The focus of this blog post is an embedded eBPF ELF binary that deps loads using a call to bpf_object__open_mem. When I looked at this binary, I immediately noticed that the strings contained a great deal of debug information. Specifically, I saw what looked like full lines of source code, complete with comments:
20 20 20 20 20 20 20 20 20 20 20 63 2d 3e 70 72 | c->pr|
65 76 5f 6f 66 66 20 20 3d 20 63 2d 3e 6f 66 66 |ev_off = c->off|
3b 00 20 20 20 20 20 20 20 20 20 20 20 20 20 20 |;. |
20 20 63 2d 3e 70 72 65 76 5f 72 6c 65 6e 20 3d | c->prev_rlen =|
20 6d 65 72 67 65 64 3b 00 20 20 20 20 20 20 20 | merged;. |
20 20 20 20 20 20 20 20 20 63 2d 3e 6f 66 66 20 | c->off |
20 20 20 20 20 2b 3d 20 6e 65 78 74 5f 72 6c 65 | += next_rle|
6e 3b 20 2f 2f 20 62 6f 74 74 6f 6d 20 61 64 64 |n; // bottom add|
73 20 72 6c 65 6e 20 e2 86 92 20 74 6f 74 61 6c |s rlen â.. total|
I decided to investigate how these strings might have gotten there and how much of the source code was actually present, which turned out to be a bit of a rabbit hole. This writeup is focused on the debug info itself and doesn’t really go into the malicious functionality of the code.
Initial investigations
At first glance, if we print out all the strings from this region of the code in order, it really does look like the malware is embedding its full source code. For instance, this almost looks like a reasonable implementation of a function to convert a string to an integer.

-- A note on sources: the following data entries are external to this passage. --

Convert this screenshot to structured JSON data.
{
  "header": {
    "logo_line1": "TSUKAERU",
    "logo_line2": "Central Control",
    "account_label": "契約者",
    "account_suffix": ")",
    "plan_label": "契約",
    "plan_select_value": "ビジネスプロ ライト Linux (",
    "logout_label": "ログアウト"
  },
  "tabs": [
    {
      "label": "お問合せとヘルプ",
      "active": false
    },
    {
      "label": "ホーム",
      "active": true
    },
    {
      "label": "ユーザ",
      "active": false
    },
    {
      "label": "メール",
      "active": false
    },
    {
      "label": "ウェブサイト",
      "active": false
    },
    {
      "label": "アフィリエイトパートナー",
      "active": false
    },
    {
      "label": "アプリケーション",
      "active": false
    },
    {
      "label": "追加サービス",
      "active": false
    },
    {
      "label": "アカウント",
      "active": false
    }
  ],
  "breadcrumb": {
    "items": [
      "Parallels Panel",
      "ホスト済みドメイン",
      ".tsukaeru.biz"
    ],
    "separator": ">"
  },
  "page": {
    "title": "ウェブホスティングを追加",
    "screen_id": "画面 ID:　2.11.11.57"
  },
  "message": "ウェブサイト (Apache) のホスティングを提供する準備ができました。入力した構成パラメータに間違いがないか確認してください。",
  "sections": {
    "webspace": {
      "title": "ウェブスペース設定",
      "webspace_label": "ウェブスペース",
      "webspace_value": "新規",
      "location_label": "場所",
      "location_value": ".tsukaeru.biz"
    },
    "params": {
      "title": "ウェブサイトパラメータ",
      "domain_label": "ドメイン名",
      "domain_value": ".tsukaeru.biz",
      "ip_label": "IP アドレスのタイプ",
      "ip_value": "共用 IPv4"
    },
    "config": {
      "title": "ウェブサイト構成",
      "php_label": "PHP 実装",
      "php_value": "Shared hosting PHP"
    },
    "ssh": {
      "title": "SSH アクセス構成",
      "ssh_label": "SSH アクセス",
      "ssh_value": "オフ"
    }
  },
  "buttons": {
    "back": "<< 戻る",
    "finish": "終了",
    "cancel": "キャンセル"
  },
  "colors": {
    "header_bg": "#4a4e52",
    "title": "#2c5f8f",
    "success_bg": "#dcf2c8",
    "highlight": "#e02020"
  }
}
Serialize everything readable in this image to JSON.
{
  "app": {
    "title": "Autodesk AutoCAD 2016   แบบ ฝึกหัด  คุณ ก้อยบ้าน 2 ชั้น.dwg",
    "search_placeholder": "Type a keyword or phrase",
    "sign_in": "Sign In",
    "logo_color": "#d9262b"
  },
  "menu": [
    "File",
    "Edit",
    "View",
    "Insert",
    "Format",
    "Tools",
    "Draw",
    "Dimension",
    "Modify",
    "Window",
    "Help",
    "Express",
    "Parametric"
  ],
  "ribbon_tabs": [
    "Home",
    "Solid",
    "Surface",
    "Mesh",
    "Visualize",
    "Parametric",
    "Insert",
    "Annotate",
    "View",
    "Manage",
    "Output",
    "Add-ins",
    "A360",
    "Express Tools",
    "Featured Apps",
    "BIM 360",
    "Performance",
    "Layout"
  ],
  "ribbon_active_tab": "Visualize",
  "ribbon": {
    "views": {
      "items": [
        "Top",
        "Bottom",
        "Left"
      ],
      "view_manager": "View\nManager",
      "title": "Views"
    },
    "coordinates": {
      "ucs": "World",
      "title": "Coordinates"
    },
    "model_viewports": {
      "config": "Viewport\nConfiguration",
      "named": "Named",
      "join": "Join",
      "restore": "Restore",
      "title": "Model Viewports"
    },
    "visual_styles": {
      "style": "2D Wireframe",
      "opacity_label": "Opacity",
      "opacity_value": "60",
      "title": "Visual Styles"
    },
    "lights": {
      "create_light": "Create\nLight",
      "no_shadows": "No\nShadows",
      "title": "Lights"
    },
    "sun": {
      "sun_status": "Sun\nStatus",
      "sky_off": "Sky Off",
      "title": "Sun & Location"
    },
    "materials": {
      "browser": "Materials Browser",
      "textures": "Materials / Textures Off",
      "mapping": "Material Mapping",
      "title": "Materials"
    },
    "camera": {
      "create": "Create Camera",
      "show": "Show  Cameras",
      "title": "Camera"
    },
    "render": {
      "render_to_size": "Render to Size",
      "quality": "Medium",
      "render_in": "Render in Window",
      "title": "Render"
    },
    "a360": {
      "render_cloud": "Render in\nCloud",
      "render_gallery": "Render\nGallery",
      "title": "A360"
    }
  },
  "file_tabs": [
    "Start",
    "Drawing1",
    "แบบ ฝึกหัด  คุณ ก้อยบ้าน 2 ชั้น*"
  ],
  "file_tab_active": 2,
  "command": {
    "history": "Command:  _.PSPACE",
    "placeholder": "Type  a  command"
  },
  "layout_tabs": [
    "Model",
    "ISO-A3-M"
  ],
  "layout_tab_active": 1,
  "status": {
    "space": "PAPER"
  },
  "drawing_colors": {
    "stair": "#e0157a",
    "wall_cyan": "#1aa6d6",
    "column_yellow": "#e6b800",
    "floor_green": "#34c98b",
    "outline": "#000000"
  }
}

static __attribute__((noinline)) u32 name_to_pid(const char *name)
u8 c = (u8)name[i];
if (c == 0) break;
if (c < '0' || c > '9') return 0;
n = n * 10 + (c - '0');
However, what we’re seeing clearly isn’t the exact source code. Some lines are missing, like the initialization of the loop and the opening bracket after the function name.
There are also lines that occasionally appear out of order: the line (void *)(c->buf + c->off + 16)) < 0 || rlen == 0) here should come after if (bpf_probe_read_user(&rlen, sizeof(rlen),, not before.
u16 rlen = 0;
(void *)(c->buf + c->off + 16)) < 0 || rlen == 0)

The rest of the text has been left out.